Tonally schizophrenic in that way only '70s films could pull off, Truck Stop Women is a fascinating mish mash of country and western songs, rampant bare breasts, bloody tragedy, and far better performances than you'd expect from both Dressler and Jennings, the latter fated to die a mere five years later in a car accident. A popular Playboy model, she left behind a strong legacy of titles including The Great Texas Dynamite Chase, 'Gator Bait, Moonshine Country Express, Deathsport, and Fast Company. She gets a great showcase here to show off her dramatic chops, and it's a shame she never had a chance to parlay that into major Hollywood stardom. Also keep your eyes peeled among the trucker girl montages for an appearance by none other than Uschi Digard, enthusiastically giving it her all as usual.
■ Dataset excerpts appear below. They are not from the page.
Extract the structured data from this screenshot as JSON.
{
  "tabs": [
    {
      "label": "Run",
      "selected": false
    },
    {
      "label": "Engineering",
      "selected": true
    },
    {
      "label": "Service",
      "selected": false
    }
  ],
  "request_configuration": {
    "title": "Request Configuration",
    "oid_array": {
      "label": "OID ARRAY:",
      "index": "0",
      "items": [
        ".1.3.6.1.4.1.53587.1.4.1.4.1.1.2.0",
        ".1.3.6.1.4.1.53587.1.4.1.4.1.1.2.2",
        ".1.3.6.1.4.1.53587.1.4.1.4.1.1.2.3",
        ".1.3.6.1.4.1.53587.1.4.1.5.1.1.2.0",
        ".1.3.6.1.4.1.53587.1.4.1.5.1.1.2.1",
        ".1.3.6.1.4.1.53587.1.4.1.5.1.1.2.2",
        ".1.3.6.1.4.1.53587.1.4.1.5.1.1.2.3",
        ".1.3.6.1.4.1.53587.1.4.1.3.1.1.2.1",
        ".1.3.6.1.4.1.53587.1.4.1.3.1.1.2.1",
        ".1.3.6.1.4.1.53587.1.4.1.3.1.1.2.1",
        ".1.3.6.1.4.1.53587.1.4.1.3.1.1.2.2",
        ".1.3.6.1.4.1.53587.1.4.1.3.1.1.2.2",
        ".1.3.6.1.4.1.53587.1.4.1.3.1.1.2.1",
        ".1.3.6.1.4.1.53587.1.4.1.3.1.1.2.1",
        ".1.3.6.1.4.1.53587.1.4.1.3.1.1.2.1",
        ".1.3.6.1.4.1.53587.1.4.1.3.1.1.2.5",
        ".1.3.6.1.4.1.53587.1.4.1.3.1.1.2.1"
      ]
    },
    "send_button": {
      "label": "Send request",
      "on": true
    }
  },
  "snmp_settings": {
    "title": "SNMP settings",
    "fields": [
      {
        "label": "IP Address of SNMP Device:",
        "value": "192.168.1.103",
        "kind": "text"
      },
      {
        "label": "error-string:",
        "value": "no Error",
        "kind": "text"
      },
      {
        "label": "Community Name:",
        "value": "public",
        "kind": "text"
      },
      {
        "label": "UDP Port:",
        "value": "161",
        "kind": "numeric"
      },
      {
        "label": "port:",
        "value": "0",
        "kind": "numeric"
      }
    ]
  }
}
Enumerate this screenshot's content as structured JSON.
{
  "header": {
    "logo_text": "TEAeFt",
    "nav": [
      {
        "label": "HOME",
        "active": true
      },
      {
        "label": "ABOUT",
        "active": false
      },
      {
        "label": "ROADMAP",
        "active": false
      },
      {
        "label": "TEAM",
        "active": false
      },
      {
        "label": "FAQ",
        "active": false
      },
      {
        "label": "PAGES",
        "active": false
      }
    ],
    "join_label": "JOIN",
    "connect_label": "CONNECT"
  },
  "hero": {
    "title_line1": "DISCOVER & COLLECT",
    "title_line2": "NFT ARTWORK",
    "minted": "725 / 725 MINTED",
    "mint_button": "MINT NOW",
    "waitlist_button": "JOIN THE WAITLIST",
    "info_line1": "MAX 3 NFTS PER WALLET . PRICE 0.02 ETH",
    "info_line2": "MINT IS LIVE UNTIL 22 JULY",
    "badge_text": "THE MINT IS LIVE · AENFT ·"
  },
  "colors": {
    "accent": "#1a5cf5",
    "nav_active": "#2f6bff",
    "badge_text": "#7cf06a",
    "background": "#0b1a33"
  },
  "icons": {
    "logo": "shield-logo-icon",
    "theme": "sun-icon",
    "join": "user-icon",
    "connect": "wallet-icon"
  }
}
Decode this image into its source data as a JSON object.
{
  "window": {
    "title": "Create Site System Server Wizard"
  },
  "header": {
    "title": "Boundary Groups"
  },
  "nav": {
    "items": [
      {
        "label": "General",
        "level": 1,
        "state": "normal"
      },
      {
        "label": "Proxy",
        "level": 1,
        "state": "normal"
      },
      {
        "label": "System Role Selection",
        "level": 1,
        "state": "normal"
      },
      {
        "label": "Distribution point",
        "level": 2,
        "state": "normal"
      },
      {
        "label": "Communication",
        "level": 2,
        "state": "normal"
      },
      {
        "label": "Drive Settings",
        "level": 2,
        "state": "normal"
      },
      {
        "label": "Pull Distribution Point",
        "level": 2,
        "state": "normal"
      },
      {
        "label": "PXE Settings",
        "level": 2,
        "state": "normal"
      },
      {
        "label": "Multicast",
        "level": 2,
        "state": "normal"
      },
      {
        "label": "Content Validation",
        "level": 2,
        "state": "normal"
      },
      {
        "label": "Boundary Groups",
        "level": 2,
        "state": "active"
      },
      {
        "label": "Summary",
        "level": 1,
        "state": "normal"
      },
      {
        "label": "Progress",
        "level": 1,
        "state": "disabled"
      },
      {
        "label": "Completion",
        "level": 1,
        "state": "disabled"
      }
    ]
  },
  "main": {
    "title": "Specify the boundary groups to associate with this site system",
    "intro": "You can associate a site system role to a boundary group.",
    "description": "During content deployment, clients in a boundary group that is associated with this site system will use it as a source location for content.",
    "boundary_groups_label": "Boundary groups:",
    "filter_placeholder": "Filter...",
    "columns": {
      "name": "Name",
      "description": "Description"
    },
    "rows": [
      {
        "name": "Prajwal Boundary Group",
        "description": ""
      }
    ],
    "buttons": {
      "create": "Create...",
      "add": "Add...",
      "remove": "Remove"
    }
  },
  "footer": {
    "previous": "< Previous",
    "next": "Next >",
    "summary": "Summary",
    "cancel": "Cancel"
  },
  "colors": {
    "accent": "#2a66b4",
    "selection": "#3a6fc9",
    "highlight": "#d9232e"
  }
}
Originally released in theaters by Manson International Pictures, Truck Stop Women got a wider release from American International Pictures and went on to VHS infamy courtesy of Vestron in the '80s. Incredibly, the first authorized digital release didn't appear until Code Red's Blu-ray in 2016, which finally restores the original Techniscope framing never presented before in a home theater format. The expansive compositions are absolutely essential to enjoying the film, which looked like a sloppy, washed out mess in past transfers; here the original vibrant color schemes are also restored to their original glory. The cheaper Techniscope process means the image is grainier than usual (A Boy and His Dog was shot that way around the same time and features a similar look), but what's here is accurate to the original presentation and about a billion times better than you've likely seen it anywhere else. The DTS-HD MA English mono audio sounds authentic to the source; it's clear and pleasant enough with fine support for the songs, but nothing that will give a home theater system a workout. Lester's all over this release as well courtesy of an audio commentary (moderated by Damon Packard) and a 9-minute video featurette, both of which go into great detail about the making of the film. Lots of good info's here about the cast and background of the project, such as the fact that it was originally offered to L.Q. Jones. The commentary is much easier going than the featurette, which is riddled with tacky, very lo-res graphics and even lower res video clips (some sporting a Divx logo!). Also included are bonus trailers for Kingdom of the Spiders, Running Scared (the 1980 one), The Jigsaw Murders, and The Destroyers.